Premier feu vert aux Grands-Marais
27 novembre 2024 | Texte: Jérôme Christen avec l'ATSEdition N°3840
Pour faire face à une augmentation des coûts de construction des futures infrastructures pénitentiaires de la plaine de l’Orbe, le Parlement vaudois a accepté mardi des crédits pour plus de 70 millions de francs. Un large feu vert, mais marqué par des grincements de dents.
En juin dernier, le Conseil d’Etat avait fait savoir que la facture prévisionnelle des Grand-Mais à Orbe allait passer de quelque 280 millions à 410 millions, soit 47% de hausse. Plusieurs raisons avaient été avancées: hausse du coût de la vie, nouvelles normes de sécurité, stratégie de réinsertion et conformité aux exigences du développement durable.
Examen de passage
Hier, devant le Parlement, c’était l’heure du premier examen pour le gouvernement vaudois qui demandait la bagatelle de quelque 70 millions pour ce Pôle pénitentiaire du Nord vaudois (PPNV). Soit, dans l’ordre, un crédit complémentaire de 12,6 millions pour financer les études de la future prison des Grands-Marais en une étape au lieu de deux; le but étant de pouvoir mettre cet établissement de 410 places de détention en fonction à l’horizon 2030 et de limiter les coûts opérationnels.
Le deuxième crédit débloqué par le Parlement se monte à 41,5 millions.

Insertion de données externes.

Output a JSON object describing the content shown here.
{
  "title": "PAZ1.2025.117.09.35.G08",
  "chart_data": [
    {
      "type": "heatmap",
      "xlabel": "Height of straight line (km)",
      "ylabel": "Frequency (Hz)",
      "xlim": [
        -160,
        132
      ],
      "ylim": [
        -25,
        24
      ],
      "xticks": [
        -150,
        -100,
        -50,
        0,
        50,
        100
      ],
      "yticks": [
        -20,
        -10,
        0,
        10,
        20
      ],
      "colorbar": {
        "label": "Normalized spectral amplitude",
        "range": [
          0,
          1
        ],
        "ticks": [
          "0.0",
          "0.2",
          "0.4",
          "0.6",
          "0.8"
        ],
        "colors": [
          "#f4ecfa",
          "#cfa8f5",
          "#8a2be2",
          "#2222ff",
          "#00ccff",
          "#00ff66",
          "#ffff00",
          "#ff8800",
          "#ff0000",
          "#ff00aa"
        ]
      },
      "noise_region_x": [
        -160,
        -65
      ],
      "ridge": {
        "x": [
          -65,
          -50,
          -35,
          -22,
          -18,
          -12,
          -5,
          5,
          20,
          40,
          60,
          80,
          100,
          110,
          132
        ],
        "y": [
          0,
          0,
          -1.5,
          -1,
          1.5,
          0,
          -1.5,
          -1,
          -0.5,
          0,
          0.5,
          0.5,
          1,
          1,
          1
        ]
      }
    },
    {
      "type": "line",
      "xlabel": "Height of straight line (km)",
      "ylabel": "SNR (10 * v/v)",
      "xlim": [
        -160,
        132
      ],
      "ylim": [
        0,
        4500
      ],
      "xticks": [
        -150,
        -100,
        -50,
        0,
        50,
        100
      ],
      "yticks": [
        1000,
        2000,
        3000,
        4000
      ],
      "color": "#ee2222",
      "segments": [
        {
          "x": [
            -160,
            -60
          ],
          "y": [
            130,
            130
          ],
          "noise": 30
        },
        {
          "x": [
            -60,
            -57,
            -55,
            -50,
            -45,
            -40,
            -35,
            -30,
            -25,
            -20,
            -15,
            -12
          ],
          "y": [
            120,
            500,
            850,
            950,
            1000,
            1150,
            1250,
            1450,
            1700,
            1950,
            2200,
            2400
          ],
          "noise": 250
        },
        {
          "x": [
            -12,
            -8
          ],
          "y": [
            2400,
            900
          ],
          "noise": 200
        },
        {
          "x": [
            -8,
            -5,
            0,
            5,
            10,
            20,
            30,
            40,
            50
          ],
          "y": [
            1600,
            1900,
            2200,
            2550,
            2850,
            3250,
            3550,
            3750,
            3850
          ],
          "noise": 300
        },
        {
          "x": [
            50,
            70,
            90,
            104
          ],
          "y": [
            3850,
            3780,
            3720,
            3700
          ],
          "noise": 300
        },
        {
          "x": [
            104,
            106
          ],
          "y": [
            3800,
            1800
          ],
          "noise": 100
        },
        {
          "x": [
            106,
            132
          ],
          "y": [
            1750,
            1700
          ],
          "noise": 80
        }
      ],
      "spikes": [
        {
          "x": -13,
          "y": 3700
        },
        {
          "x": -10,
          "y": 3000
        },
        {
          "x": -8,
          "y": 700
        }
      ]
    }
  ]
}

Il est destiné à la réalisation des infrastructures communes aux bâtiments existants et futurs du Pôle pénitentiaire Nord vaudois (PPNV) à Orbe. Il s’agit notamment de financer les études et la construction «d’interfaces» entre les établissements actuels et futurs, tant en sous-sol (réseau de chauffage, électricité) qu’en surface (routes, parkings, ponts, installations énergétiques). Le troisième, de 4,3 millions, est destiné aux études de la phase 2 de ces infrastructures et le quatrième, de 10,7 millions, doit permettre d’assurer la continuité de l’exploitation du pénitencier de Bochuz, des ateliers des Etablissements de la plaine de l’Orbe et du Bois-Mermet à Lausanne, d’ici 2030.
La commission, présidée par le député de Rances Patrick Simonin, était unanime à recommander l’acceptation de ces engagements financiers. Son vote à l’unisson n’a pas empêché un large débat, tant cette question préoccupe le Parlement vaudois depuis de nombreuses années en raison d’une insuffisance notoire de places de détention. Le Conseil d’Etat s’est engagé à venir avec des propositions de diminution des coûts autant que possible tout en répondant aux exigences fédérales en matière d’incarcération. «Il ne s’agit pas de faire un projet au rabais. Les conditions de travail du personnel pénitentiaire et les conditions de détention sont aussi deux enjeux auxquels nous devons répondre », a précisé Patrick Simonin.
Vote «à l’aveugle»
Plusieurs députés dont l’Yverdonnoise Mathilde Marendaz, ont regretté devoir «voter à l’aveugle» en l’absence des résultats d’une étude externe sur la surpopulation carcérale, dont la publication n’a toujours pas été autorisée par le Conseil d’Etat. Cela fait plusieurs mois que des membres du Grand Conseil réclament ce rapport dit «Brägger» connu du Conseil d’Etat. Une communication devrait intervenir «d’ici la fin de l’année», a assuré la conseillère d’Etat Isabelle Moret.
Un coût astronomique
Si c’est cette dernière qui défendait ces projets, en tant que responsable du patrimoine, le député UDC José Durussel s’est dit stupéfait par l’absence du conseiller d’État en charge du Service pénitentiaire, Vassilis Venizelos, alors que plusieurs dizaines de millions sont en jeu. Le député de Rovray a ensuite déploré le coût astronomique d’un million par place de détention. «Nous sommes dans un pays d’opulence, cela paraît surdimensionné. Il y a sûrement des gens qui se sucrent au passage.» A la question de savoir «si le renvoi de criminels étrangers résoudrait le problème de la surpopulation carcérale», il n’a pas eu de réponse claire.
Mobilité à travailler
Le manque d’accessibilité en transports publics a été soulevé par la députée PS de Baulmes, Cendrine Cachemaille et le député Vert lausannois David Raedler, pour qui «le site est loin de la gare la plus proche, alors que les familles des détenus n’ont souvent pas les moyens d’avoir un véhicule individuel. Or le projet d’extension du PPNV va encore péjorer la situation en prolongeant le temps de marche.»
Avec la construction des Grands-Marais, qui s’ajouteront aux sites actuels de Bochuz, de la Colonie et de la Croisée, le PPNV constituera à terme l’un des plus grands sites pénitentiaires de Suisse avec 1000 places de détention et 750 collaborateurs.